Bel berbunyi, pertanda anak baru harus berkumpul untuk perkenalan terhadap staff sekolah dan instruksi orientasi lebih lanjut. Sebenarnya sekolah Ini lebih cocok di bilang bangunan peninggalan prasejarah. Dilihat dari kelas yang berlangit-langit tinggi dan jendela-jendela yang besar,dinding abu-abu serta tiang yang kokoh, khas Netherland. Lapangannya juga tidak terlalu besar, cocok sih karena sepenglihatanya murid baru disini paling kurang lebih 200 orang.

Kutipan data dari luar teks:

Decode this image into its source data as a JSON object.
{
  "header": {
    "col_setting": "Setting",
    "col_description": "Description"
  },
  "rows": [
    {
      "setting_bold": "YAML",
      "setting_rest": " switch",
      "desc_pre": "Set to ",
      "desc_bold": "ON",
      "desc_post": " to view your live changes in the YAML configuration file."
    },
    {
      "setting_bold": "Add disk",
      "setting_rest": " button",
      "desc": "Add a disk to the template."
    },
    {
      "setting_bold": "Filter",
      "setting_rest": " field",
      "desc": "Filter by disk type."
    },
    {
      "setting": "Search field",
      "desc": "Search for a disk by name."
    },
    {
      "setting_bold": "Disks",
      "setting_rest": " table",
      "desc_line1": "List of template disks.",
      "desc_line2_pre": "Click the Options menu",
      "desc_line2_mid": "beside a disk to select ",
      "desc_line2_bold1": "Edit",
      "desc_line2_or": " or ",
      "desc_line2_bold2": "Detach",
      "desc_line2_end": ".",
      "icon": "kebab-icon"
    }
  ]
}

Acara perkenalan formal berakhir. Staf sekolah meninggalkan panggung digantikan dengan panitia ospek. Para murid baru kemudian dibagi pergugus, total ada 8 gugus berdasarkan nomor daftar ulang. Mereka lalu digiring oleh para kakak kelas yang bertanggung jawab terhadap para gugus masing-masing memasuki kelas-kelas yang mengelilingi lapangan. Gugusnya dibimbing oleh dua orang laki-laki berkacamata (salah satu syarat bersekolah disini sepertinya, karena hampir yang ia lihat semua berkacamata!) dan satu orang perempuan. Cek absen , perkenalan, lalu pembacaan tata-tertib dan peralatan ospek, dilanjuti dengan acara-acara lainya.
“Bisa pinjem pulpen lo ga?,” Tanya teman sebangkunya. Saat ini sudah jadwal istirahat siang.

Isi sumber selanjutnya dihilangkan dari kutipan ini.